As a career counselor, not surprisingly, I have many clients who complain about their jobs. For example, Mark is an insurance salesman. He hates having to make all those cold calls. Once he gets the prospect on the phone, he hates getting rejected. If he manages to get an appointment with a prospect, he hates having to pretend being interested in their endless stories about themselves. He hates that only one in three buys. Mark spends much of his time a frustrated, angry guy.
While insurance sales may not be the world’s best job, Mark has much to be grateful for: grateful that he gets the chance to hear people’s life stories, and in the comfort of a pleasant office or in their homes and, for doing that, earns $100,000 a year.
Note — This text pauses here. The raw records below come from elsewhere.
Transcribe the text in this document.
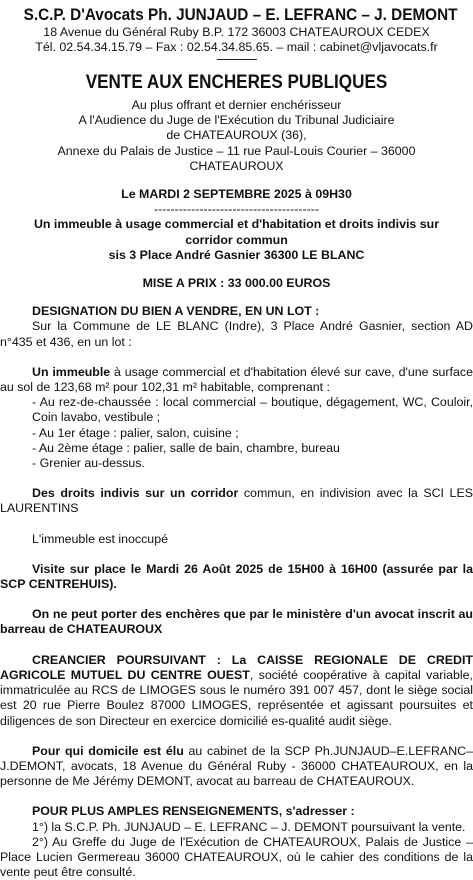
S.C.P. D'Avocats Ph. JUNJAUD – E. LEFRANC – J. DEMONT
18 Avenue du Général Ruby B.P. 172 36003 CHATEAUROUX CEDEX
Tél. 02.54.34.15.79 – Fax : 02.54.34.85.65. – mail : cabinet@vljavocats.fr
VENTE AUX ENCHERES PUBLIQUES
Au plus offrant et dernier enchérisseur
A l'Audience du Juge de l'Exécution du Tribunal Judiciaire
de CHATEAUROUX (36),
Annexe du Palais de Justice – 11 rue Paul-Louis Courier – 36000
CHATEAUROUX
Le MARDI 2 SEPTEMBRE 2025 à 09H30
----------------------------------------
Un immeuble à usage commercial et d'habitation et droits indivis sur
corridor commun
sis 3 Place André Gasnier 36300 LE BLANC
MISE A PRIX : 33 000.00 EUROS

DESIGNATION DU BIEN A VENDRE, EN UN LOT :

Sur la Commune de LE BLANC (Indre), 3 Place André Gasnier, section AD n°435 et 436, en un lot :

Un immeuble à usage commercial et d'habitation élevé sur cave, d'une surface au sol de 123,68 m² pour 102,31 m² habitable, comprenant :

- Au rez-de-chaussée : local commercial – boutique, dégagement, WC, Couloir, Coin lavabo, vestibule ;
- Au 1er étage : palier, salon, cuisine ;
- Au 2ème étage : palier, salle de bain, chambre, bureau
- Grenier au-dessus.

Des droits indivis sur un corridor commun, en indivision avec la SCI LES LAURENTINS

L'immeuble est inoccupé

Visite sur place le Mardi 26 Août 2025 de 15H00 à 16H00 (assurée par la SCP CENTREHUIS).

On ne peut porter des enchères que par le ministère d'un avocat inscrit au barreau de CHATEAUROUX

CREANCIER POURSUIVANT : La CAISSE REGIONALE DE CREDIT AGRICOLE MUTUEL DU CENTRE OUEST, société coopérative à capital variable, immatriculée au RCS de LIMOGES sous le numéro 391 007 457, dont le siège social est 20 rue Pierre Boulez 87000 LIMOGES, représentée et agissant poursuites et diligences de son Directeur en exercice domicilié es-qualité audit siège.

Pour qui domicile est élu au cabinet de la SCP Ph.JUNJAUD–E.LEFRANC–J.DEMONT, avocats, 18 Avenue du Général Ruby - 36000 CHATEAUROUX, en la personne de Me Jérémy DEMONT, avocat au barreau de CHATEAUROUX.

POUR PLUS AMPLES RENSEIGNEMENTS, s'adresser :

1°) la S.C.P. Ph. JUNJAUD – E. LEFRANC – J. DEMONT poursuivant la vente.

2°) Au Greffe du Juge de l'Exécution de CHATEAUROUX, Palais de Justice – Place Lucien Germereau 36000 CHATEAUROUX, où le cahier des conditions de la vente peut être consulté.
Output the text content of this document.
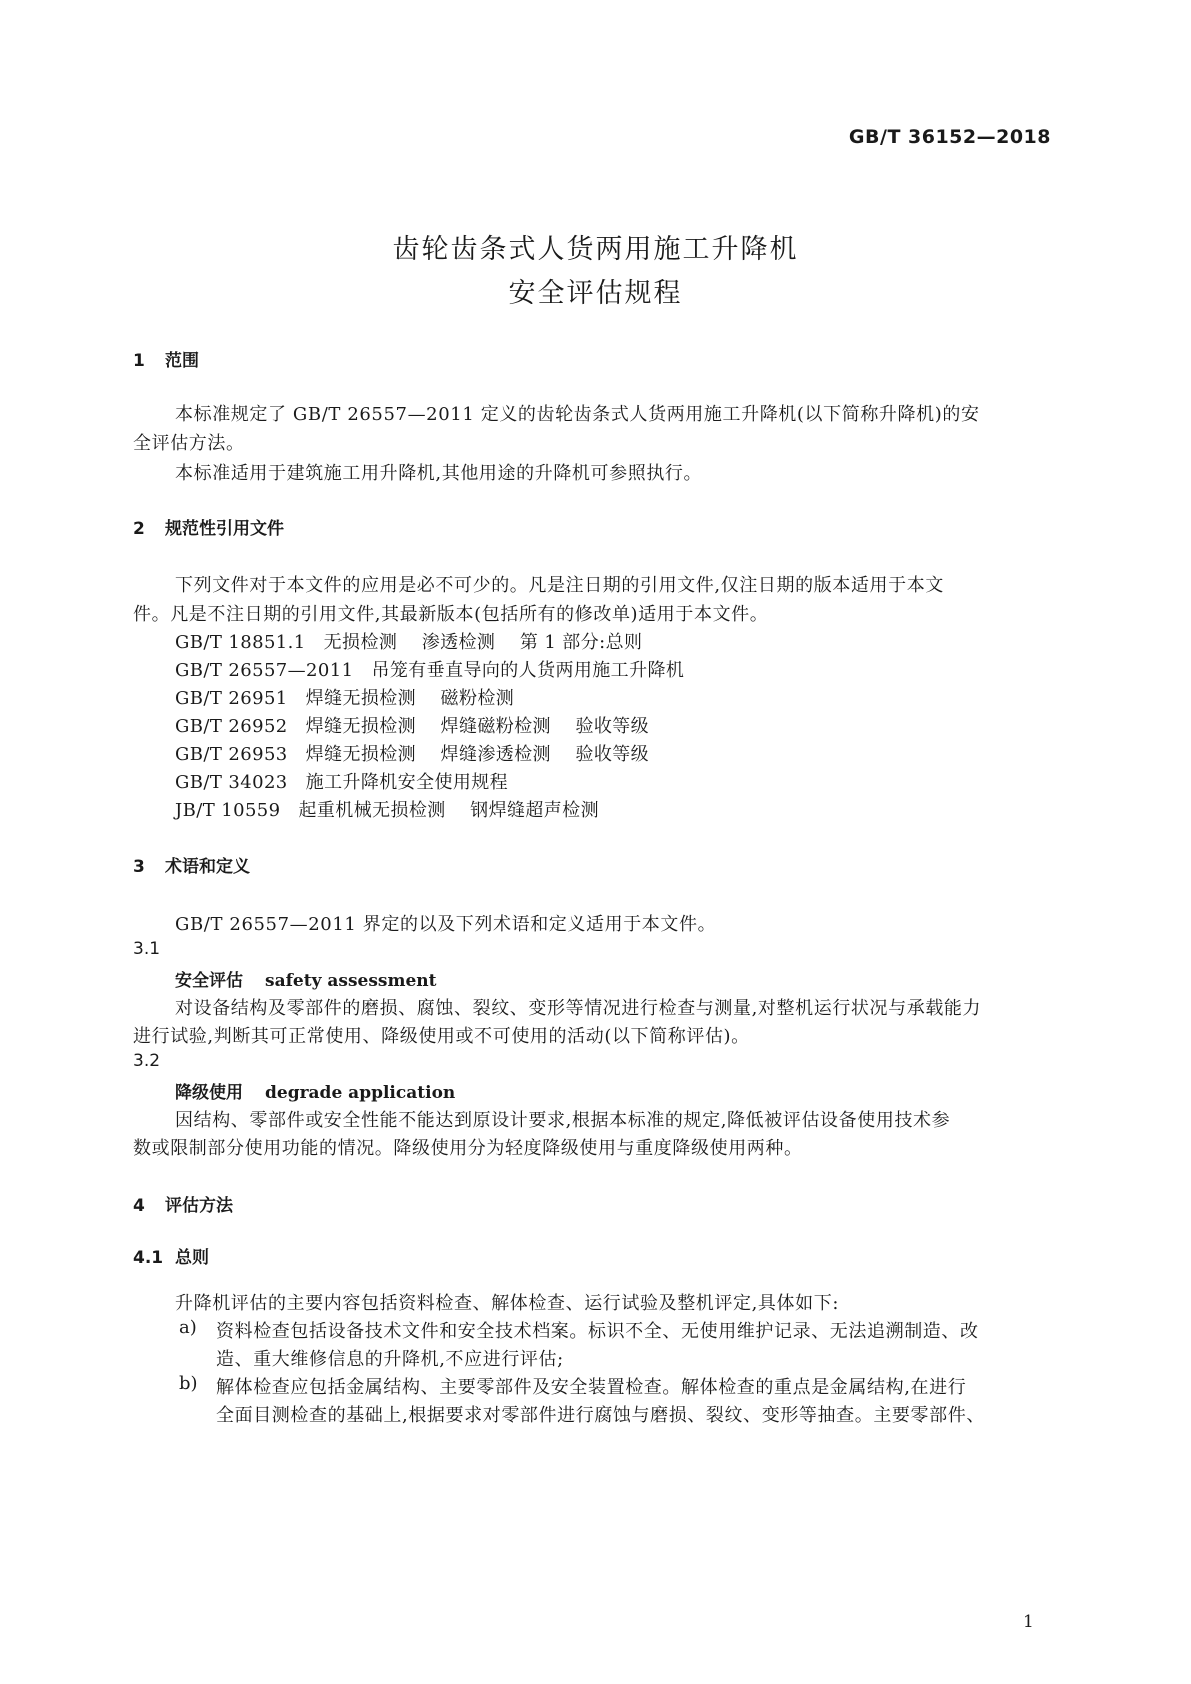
GB/T 36152—2018
齿轮齿条式人货两用施工升降机
安全评估规程
1 范围
本标准规定了 GB/T 26557—2011 定义的齿轮齿条式人货两用施工升降机(以下简称升降机)的安
全评估方法。
本标准适用于建筑施工用升降机,其他用途的升降机可参照执行。
2 规范性引用文件
下列文件对于本文件的应用是必不可少的。凡是注日期的引用文件,仅注日期的版本适用于本文
件。凡是不注日期的引用文件,其最新版本(包括所有的修改单)适用于本文件。
GB/T 18851.1 无损检测    渗透检测    第 1 部分:总则
GB/T 26557—2011 吊笼有垂直导向的人货两用施工升降机
GB/T 26951 焊缝无损检测    磁粉检测
GB/T 26952 焊缝无损检测    焊缝磁粉检测    验收等级
GB/T 26953 焊缝无损检测    焊缝渗透检测    验收等级
GB/T 34023 施工升降机安全使用规程
JB/T 10559 起重机械无损检测    钢焊缝超声检测
3 术语和定义
GB/T 26557—2011 界定的以及下列术语和定义适用于本文件。
3.1
安全评估 safety assessment
对设备结构及零部件的磨损、腐蚀、裂纹、变形等情况进行检查与测量,对整机运行状况与承载能力
进行试验,判断其可正常使用、降级使用或不可使用的活动(以下简称评估)。
3.2
降级使用 degrade application
因结构、零部件或安全性能不能达到原设计要求,根据本标准的规定,降低被评估设备使用技术参
数或限制部分使用功能的情况。降级使用分为轻度降级使用与重度降级使用两种。
4 评估方法
4.1 总则
升降机评估的主要内容包括资料检查、解体检查、运行试验及整机评定,具体如下:
a) 资料检查包括设备技术文件和安全技术档案。标识不全、无使用维护记录、无法追溯制造、改
造、重大维修信息的升降机,不应进行评估;
b) 解体检查应包括金属结构、主要零部件及安全装置检查。解体检查的重点是金属结构,在进行
全面目测检查的基础上,根据要求对零部件进行腐蚀与磨损、裂纹、变形等抽查。主要零部件、
1
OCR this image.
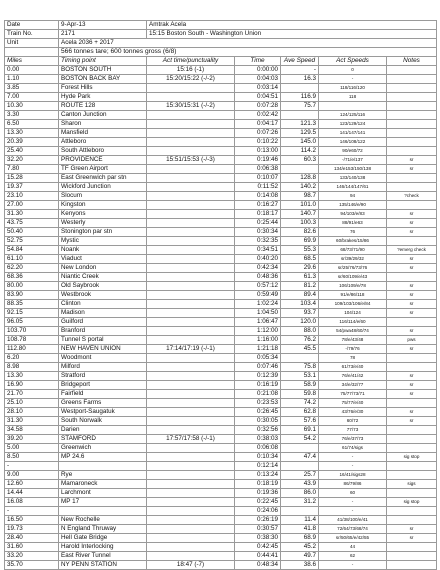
Date	9-Apr-13	Amtrak Acela				
Train No.	2171	15:15 Boston South - Washington Union				
Unit	Acela 2036 + 2017					
	566 tonnes tare; 600 tonnes gross (6/8)					
Miles	Timing point	Act time/punctuality	Time	Ave Speed	Act Speeds	Notes
0.00	BOSTON SOUTH	15:16 (-1)	0:00:00	-	0	
1.10	BOSTON BACK BAY	15:20/15:22 (-/-2)	0:04:03	16.3	-	
3.85	Forest Hills		0:03:14		118/116/120	
7.00	Hyde Park		0:04:51	116.9	118	
10.30	ROUTE 128	15:30/15:31 (-/-2)	0:07:28	75.7		
3.30	Canton Junction		0:02:42		124/125/116	
6.50	Sharon		0:04:17	121.3	123/129/124	
13.30	Mansfield		0:07:26	129.5	141/147/141	
20.39	Attleboro		0:10:22	145.0	146/108/122	
25.40	South Attleboro		0:13:00	114.2	90/e60/72	
32.20	PROVIDENCE	15:51/15:53 (-/-3)	0:19:46	60.3	-/71/e/137	sr
7.80	TF Green Airport		0:06:38		134/e153/150/138	sr
15.28	East Greenwich par stn		0:10:07	128.8	133/140/138	
19.37	Wickford Junction		0:11:52	140.2	146/144/147/61	
23.10	Slocum		0:14:08	98.7	94	?check
27.00	Kingston		0:16:27	101.0	135/146/e/90	
31.30	Kenyons		0:18:17	140.7	94/103/e/83	sr
43.75	Westerly		0:25:44	100.3	88/91/e63	sr
50.40	Stonington par stn		0:30:34	82.6	76	sr
52.75	Mystic		0:32:35	69.9	60/brakes/15/86	
54.84	Noank		0:34:51	55.3	68/73/71/90	?emerg check
61.10	Viaduct		0:40:20	68.5	sr/39/29/32	sr
62.20	New London		0:42:34	29.6	sr/25/76/73/76	sr
68.36	Niantic Creek		0:48:36	61.3	sr/60/109/e/43	
80.00	Old Saybrook		0:57:12	81.2	106/109/e/78	sr
83.90	Westbrook		0:59:49	89.4	91/e/86/118	sr
88.35	Clinton		1:02:24	103.4	109/103/106/e/84	sr
92.15	Madison		1:04:50	93.7	104/124	sr
96.05	Guilford		1:06:47	120.0	116/114/e/60	
103.70	Branford		1:12:00	88.0	54/pwa48/60/74	sr
108.78	Tunnel S portal		1:16:00	76.2	78/e/43/48	pws
112.80	NEW HAVEN UNION	17:14/17:19 (-/-1)	1:21:18	45.5	-/79/76	sr
6.20	Woodmont		0:05:34		78	
8.98	Milford		0:07:46	75.8	61/73/e/40	
13.30	Stratford		0:12:39	53.1	76/e/41/42	sr
16.90	Bridgeport		0:16:19	58.9	34/e/32/77	sr
21.70	Fairfield		0:21:08	59.8	75/77/73/71	sr
25.10	Greens Farms		0:23:53	74.2	75/77/e/40	
28.10	Westport-Saugatuk		0:26:45	62.8	43/76/e/30	sr
31.30	South Norwalk		0:30:05	57.6	60/72	sr
34.58	Darien		0:32:56	69.1	77/73	
39.20	STAMFORD	17:57/17:58 (-/-1)	0:38:03	54.2	76/e/37/73	
5.00	Greenwich		0:06:08		61/74/sigs	
8.50	MP 24.6		0:10:34	47.4	-	sig stop
-			0:12:14		-	
9.00	Rye		0:13:24	25.7	16/41/sigs28	
12.60	Mamaroneck		0:18:19	43.9	86/79/86	sigs
14.44	Larchmont		0:19:36	86.0	60	
16.08	MP 17		0:22:45	31.2	-	sig stop
-			0:24:06		-	
16.50	New Rochelle		0:26:19	11.4	41/38/100/e/41	
19.73	N England Thruway		0:30:57	41.8	72/64/73/68/74	sr
28.40	Hell Gate Bridge		0:38:30	68.9	sr/50/65/e/42/55	sr
31.60	Harold Interlocking		0:42:45	45.2	44	
33.20	East River Tunnel		0:44:41	49.7	62	
35.70	NY PENN STATION	18:47 (-7)	0:48:34	38.6	-	
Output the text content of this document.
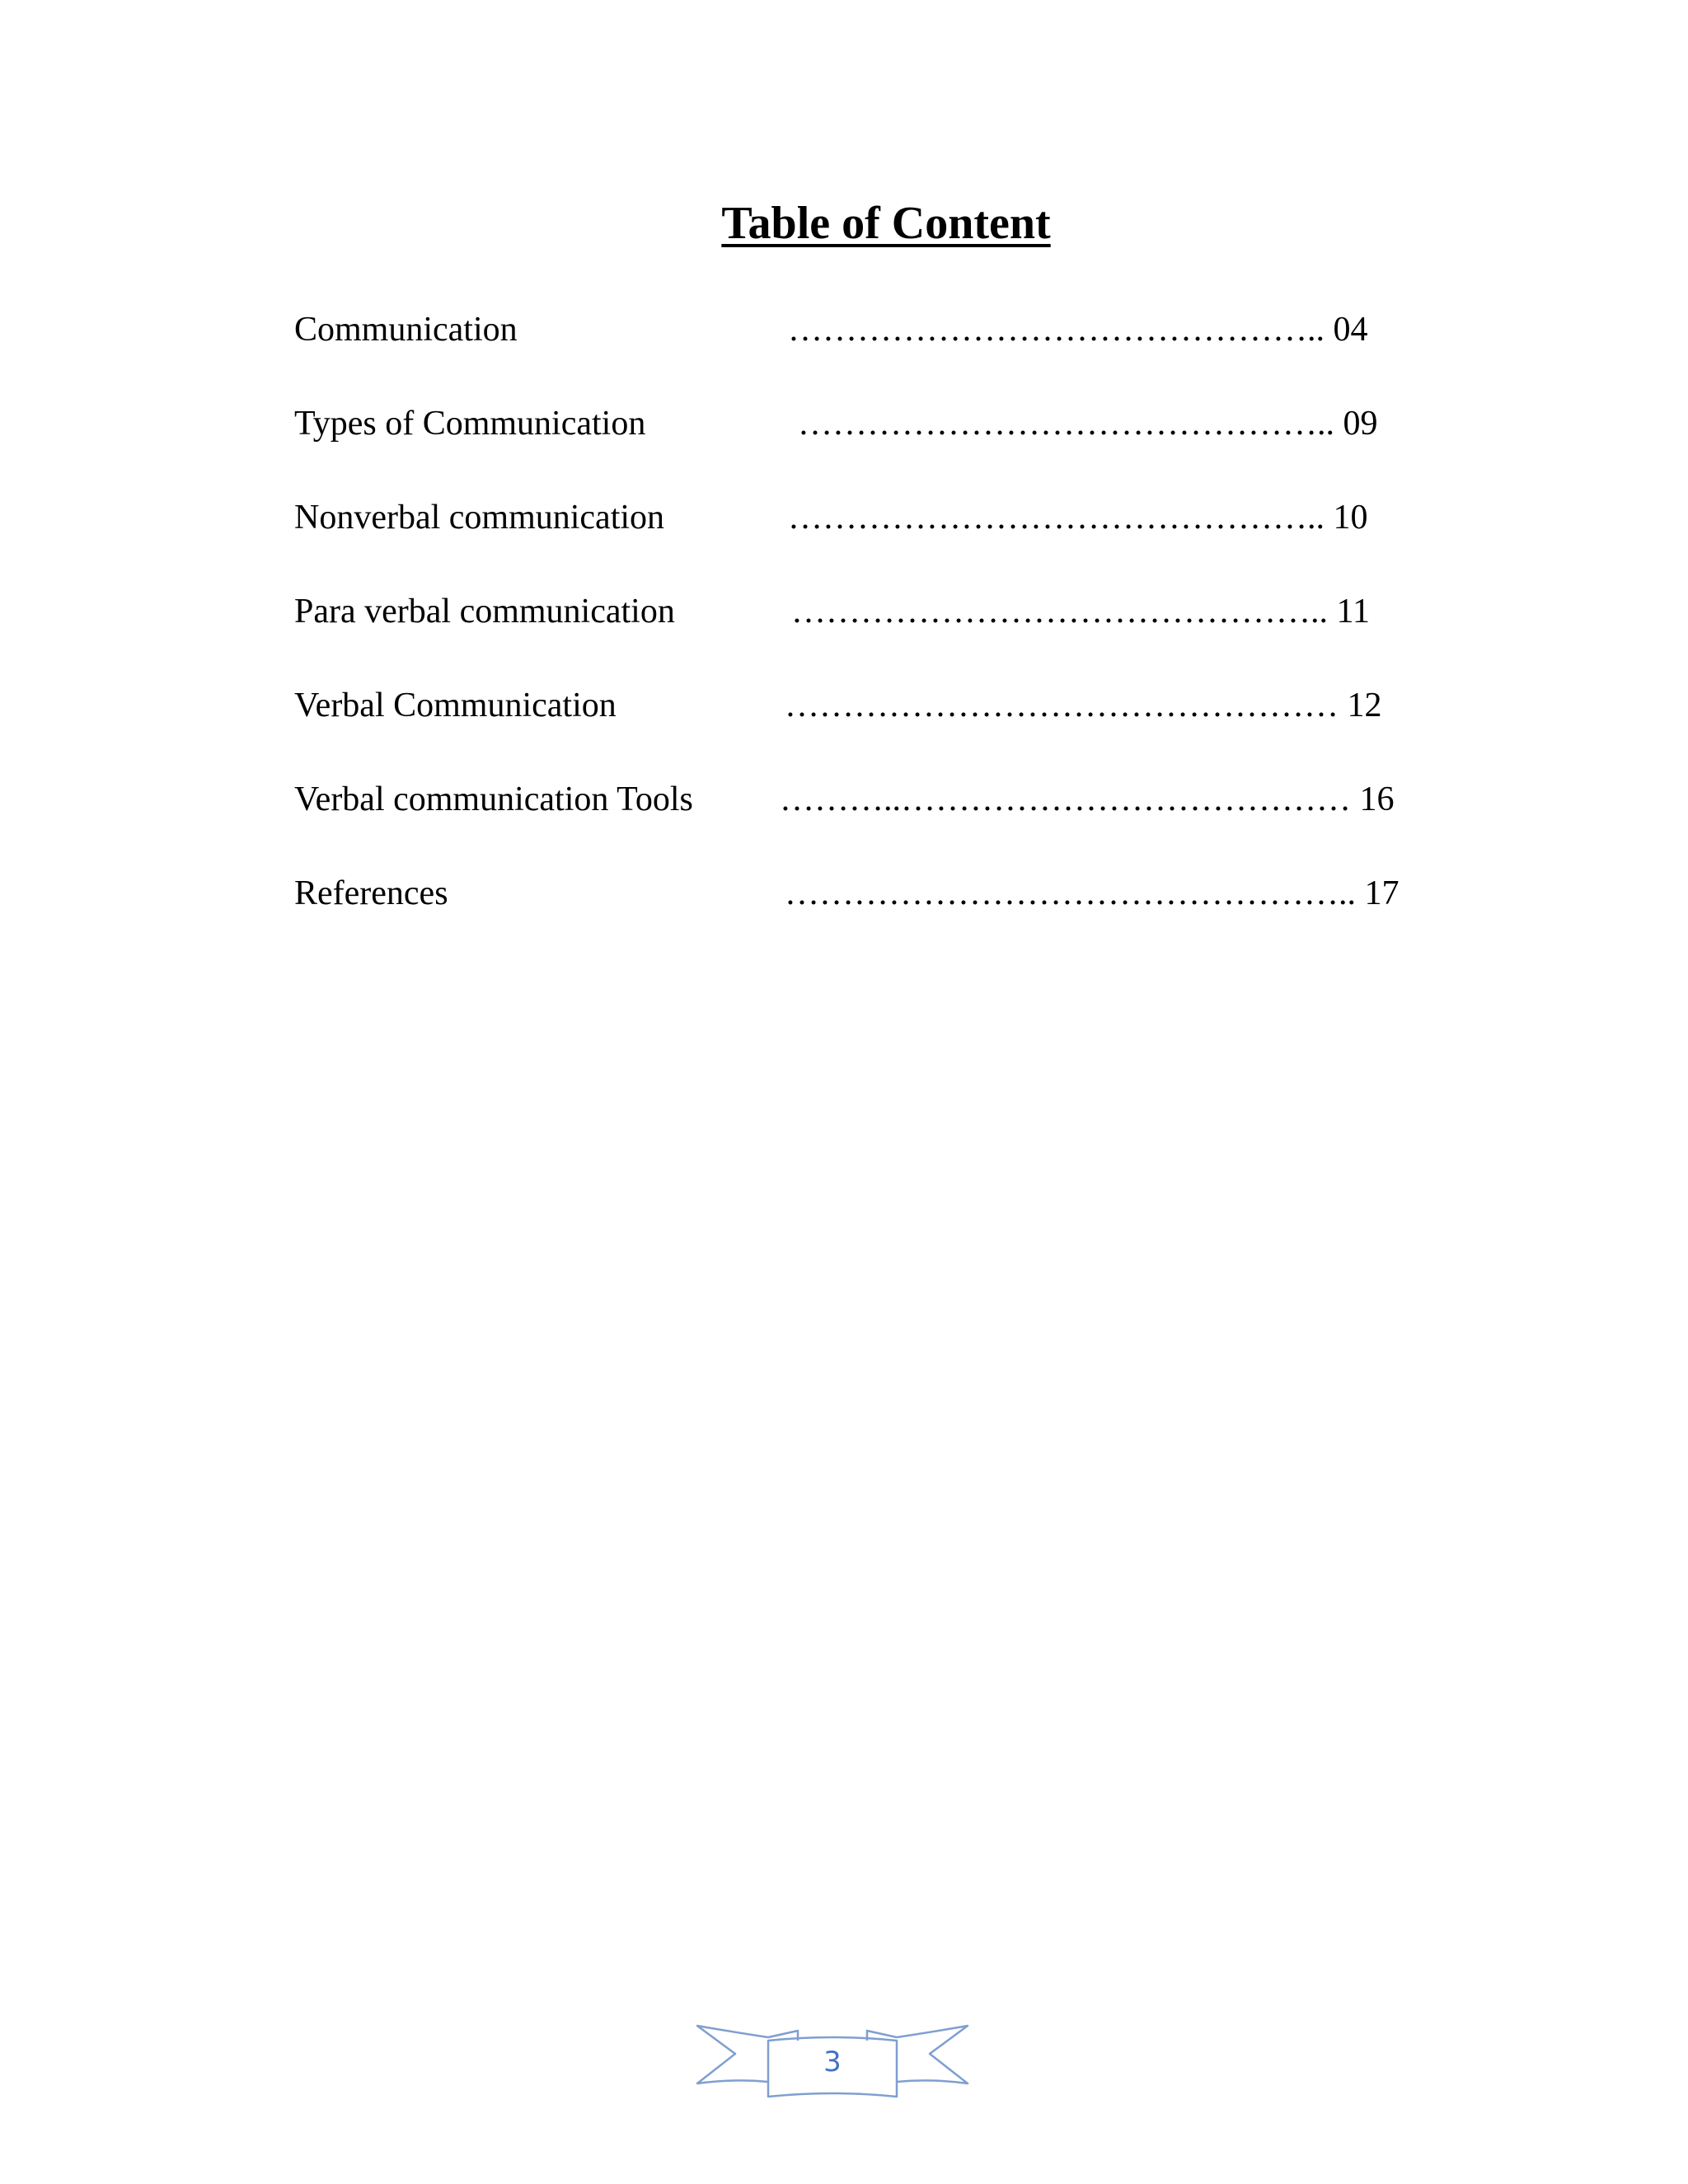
Table of Content
Communication	……………………………………….. 04
Types of Communication	……………………………………….. 09
Nonverbal communication	……………………………………….. 10
Para verbal communication	……………………………………….. 11
Verbal Communication	………………………………………… 12
Verbal communication Tools	………..………………………………… 16
References	………………………………………….. 17
3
Apart from career, he might well be grateful that he lives in one of the world’s great cities, and that he’s healthy.
I asked Mark, “Which do you think will bring you greater contentment: a new career or a new attitude?” Couched that starkly, he chose the attitude, hands down.
How about you? Might you become more content if you tried harder to look for things to be grateful for?
A San Francisco article on finding contentment could not be complete without the Bay Area’s unofficial motto, the Buddhist credo: be in the moment. Much unhappiness comes from looking backward or forward: That was terrible! I’m scared of what’s coming up! Living in the moment not only can dissipate unhappiness, it allows you to enjoy the main thing you can enjoy—what you are experiencing now. What are you experiencing now?
Another thing that has helped me to find greater contentment, ironically, is that I am a hypochondriac. I’m hypervigilant to every bodily sensation, and unless it’s clearly innocuous, I worry that it portends doom. My hypochondria’s one positive effect is that it provides perspective. In comparison with cancer, how important is it that I had a bad day at work? In comparison with a heart attack, how awful is it that I got a $100 parking ticket? (Which I did, by the way. How dare they charge that much! Oops, I was supposed to be content. Never mind.)
I’m certainly not suggesting that hypochondria offers a path toward contentment—hardly—but we might all do well to consider the larger scheme of things as we weigh the importance of what’s bugging us. As Richard Carlson’s book says, “Don’t Sweat the Small Stuff…It’s All The Small Stuff.”
Of course, it’s not really all small stuff. If we think that, then our life loses much of its meaning. So, perhaps the best we can wish for is freedom of worry from the small stuff, so we can focus on what Freud advocated: good work, something to look forward to, and someone to love.